While sources said the split with Interscope was motivated primarily by recent political pressure, Fuchs is also said to be unhappy about the financial terms of Interscope’s current contract. The arrangement, negotiated by executives that Fuchs has since fired, requires Time Warner to finance half of Interscope’s hefty budget but gives the firm no control over the products Interscope releases.
Sources said Time Warner will not blame the upcoming split on gangsta rap but on provisions in Interscope’s contract that prevent the media giant from monitoring or editing the creative content of Interscope’s recordings.
When the break-up is announced, both sides will be required to publicly refer to it as an amicable divorce, sources said.
But in recent days, the mood between the two camps has been anything but friendly.
Interscope and Death Row Records both filed lawsuits last week in which top executives at Time Warner were accused of scheming with Tucker, chairwoman of the National Political Congress of Black Women, to interfere with Interscope’s contracts and obtain creative and financial control over Death Row.
Time Warner entered into negotiations six weeks ago to shed its stake of Interscope and had hammered out a deal by late July. Field shook hands on the deal with Fuchs, and lawyers on both sides began drafting a proposal during the first week of August.
Interscope sources said Field and his partner Jimmy Iovine were led to believe that an agreement authorized by Time Warner would be ready to sign on Aug. 11. Indeed, Field flew from Los Angeles to New York on Aug. 7 to prepare for the announcement.
What Field did not know, however, was that Fuchs had been contacted that same day by singer Dionne Warwick, co-chairwoman of Tucker’s Washington-based group, and invited to attend a secret meeting at her home with Death Row chief Suge Knight, sources said.

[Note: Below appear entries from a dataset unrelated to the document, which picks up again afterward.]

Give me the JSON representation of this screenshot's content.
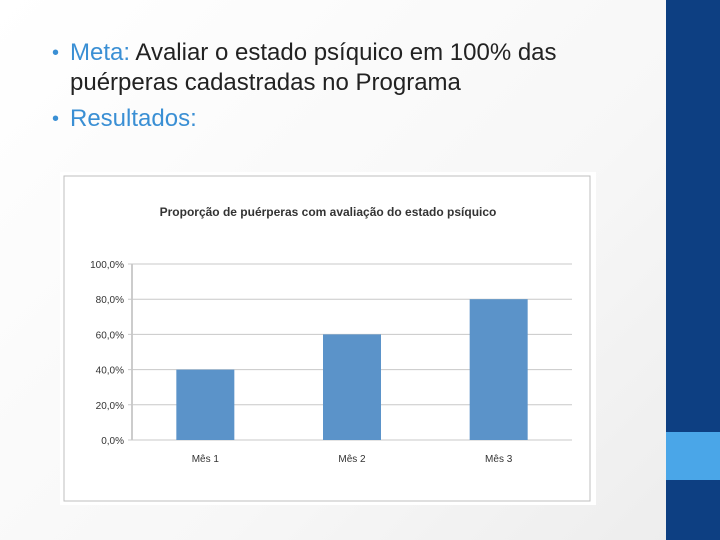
{
  "slide": {
    "bullets": [
      {
        "keyword": "Meta:",
        "text": " Avaliar o estado psíquico em 100% das puérperas cadastradas no Programa"
      },
      {
        "keyword": "",
        "text": "Resultados:"
      }
    ]
  },
  "colors": {
    "sidebar": "#0d3f82",
    "accent": "#4aa6e8",
    "bar": "#5b93c9",
    "bullet": "#3a8fd4"
  },
  "chart_data": {
    "type": "bar",
    "title": "Proporção de puérperas com avaliação do estado psíquico",
    "categories": [
      "Mês 1",
      "Mês 2",
      "Mês 3"
    ],
    "values": [
      40,
      60,
      80
    ],
    "yticks": [
      "0,0%",
      "20,0%",
      "40,0%",
      "60,0%",
      "80,0%",
      "100,0%"
    ],
    "ylim": [
      0,
      100
    ],
    "xlabel": "",
    "ylabel": "",
    "grid": true
  }
}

Without notifying Field or Iovine, Fuchs accepted the invitation and arrived at Warwick’s Los Angeles home on Aug. 9. Fuchs left after five hours when Knight failed to show up, sources said.
According to Death Row Records’ lawsuit, Warwick and Tucker told Knight that Fuchs wanted to talk to him about splitting with Interscope and starting a new multimillion-dollar distribution venture to sell PG-rated rap that would be financed by Time Warner.
Fuchs could not be reached for comment. A Time Warner spokesman said Fuchs has never had any “business” conversation with Tucker or Warwick about Death Row or Interscope. The spokesman acknowledged that Fuchs visited Warwick’s house but only after being told that Knight wanted to meet with him to discuss rap lyrics--an allegation Knight denies.
“The notion that the chairman of the world’s biggest record company would blow into town on a corporate jet simply to chat with Suge Knight about lyrics is ludicrous,” said Death Row Records attorney David Kenner, who plans to take depositions from Fuchs and Time Warner Chairman Gerald Levin regarding the matter before Labor Day. “The reason that Michael Fuchs flew into L.A. and sat there waiting in secret for five hours was to talk about business and to get an edge up on the Interscope negotiations.”
Despite disagreement on what brought Fuchs to Los Angeles, sources in both camps agree that Fuchs was back in New York on Aug. 10 to attend a scheduled meeting with Field, at which Field confronted him about his attempt to meet privately with Knight.
According to attorneys close to the negotiations, Fuchs downplayed his trip to Warwick’s house and then told Field he had decided to “renege” on the proposed Interscope deal. After a heated discussion, a furious Field left the meeting, sources said.
A Time Warner spokesman disputed Interscope’s account of the meeting, claiming that although a number of key points in the deal had been addressed before Aug. 10, no date had been arranged to sign the agreement, which Time Warner claims still had not been completed. The spokesman said Fuchs told Field he “simply changed his mind.”